Insights

Why your bank deposit rates won’t go up much

August 13, 2018 . Vidya Bala

With the RBI hiking repo rate for the second time this year on August 1, you may be hoping that deposit rates will soon climb back to the 9% plus levels of 2011-12 or 2013-14. That may not happen (we are not talking about the 3-4 banks that offer high rates to capture market share). How can we be certain about this? Simple logic: the price/cost of anything, including the rate of deposits is determined by demand and supply.

Less Demand than supply

Banks borrow from you through deposits to lend to companies and individuals. Bank lending may seem to be healthy but that comes entirely from the retail loans. Loans of banks to industries account for a larger chunk than retail loans and this has remained stagnant. In other words, there isn’t much lending happening. That means there isn’t enough demand for bank money. In the absence of such demand, banks have little incentive to pay more to get your funds. Banks are most motivated to hike your deposit rates when they need the money to lend at a faster pace. This was the case in every cycle where you saw a higher deposit rate.

However, this is not the case now. Let us take a simple metric – the Credit-Deposit Ratio of banks as put out by RBI. As of March 2018, this stood at 75.6%. In high deposit rate periods, this ratio has been a healthy 80% and even closet to 90% in the case of private sector banks.

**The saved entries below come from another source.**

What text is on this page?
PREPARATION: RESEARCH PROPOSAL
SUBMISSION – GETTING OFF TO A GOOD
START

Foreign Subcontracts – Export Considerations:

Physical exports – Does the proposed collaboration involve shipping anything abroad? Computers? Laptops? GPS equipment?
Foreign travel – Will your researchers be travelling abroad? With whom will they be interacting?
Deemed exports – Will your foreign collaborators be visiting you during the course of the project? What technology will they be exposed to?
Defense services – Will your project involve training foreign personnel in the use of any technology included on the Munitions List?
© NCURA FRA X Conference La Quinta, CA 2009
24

Those were periods when banks were enticed to borrow from you at high rates as the demand for credit was high. Now with demand for industrial credit still remaining muted, a case for hiking lending rates is also low. So, when lending rates cannot be hiked, why would deposit rates go up?

Banks hold back lending

Added to this, the NPA pile up in banks has meant that banks will consciously go slow on lending aggressively to companies and hence will be in no hurry to take deposits at high rates from you. Even where banks lent, the average lending rate has been higher than the rate at which a company could have borrowed in the debt market (data up to May 2018). That meant little incentive for companies to go to banks.

Banks’ loss is the debt markets’ gain. More credit requirement has moved from bank to debt markets and that has meant more opportunities (provided fund managers sift through the risks) for debt funds. Now you know why the yield to maturity (YTM) of your funds can be far higher than deposit rates. Because the demand remains healthier in the debt market.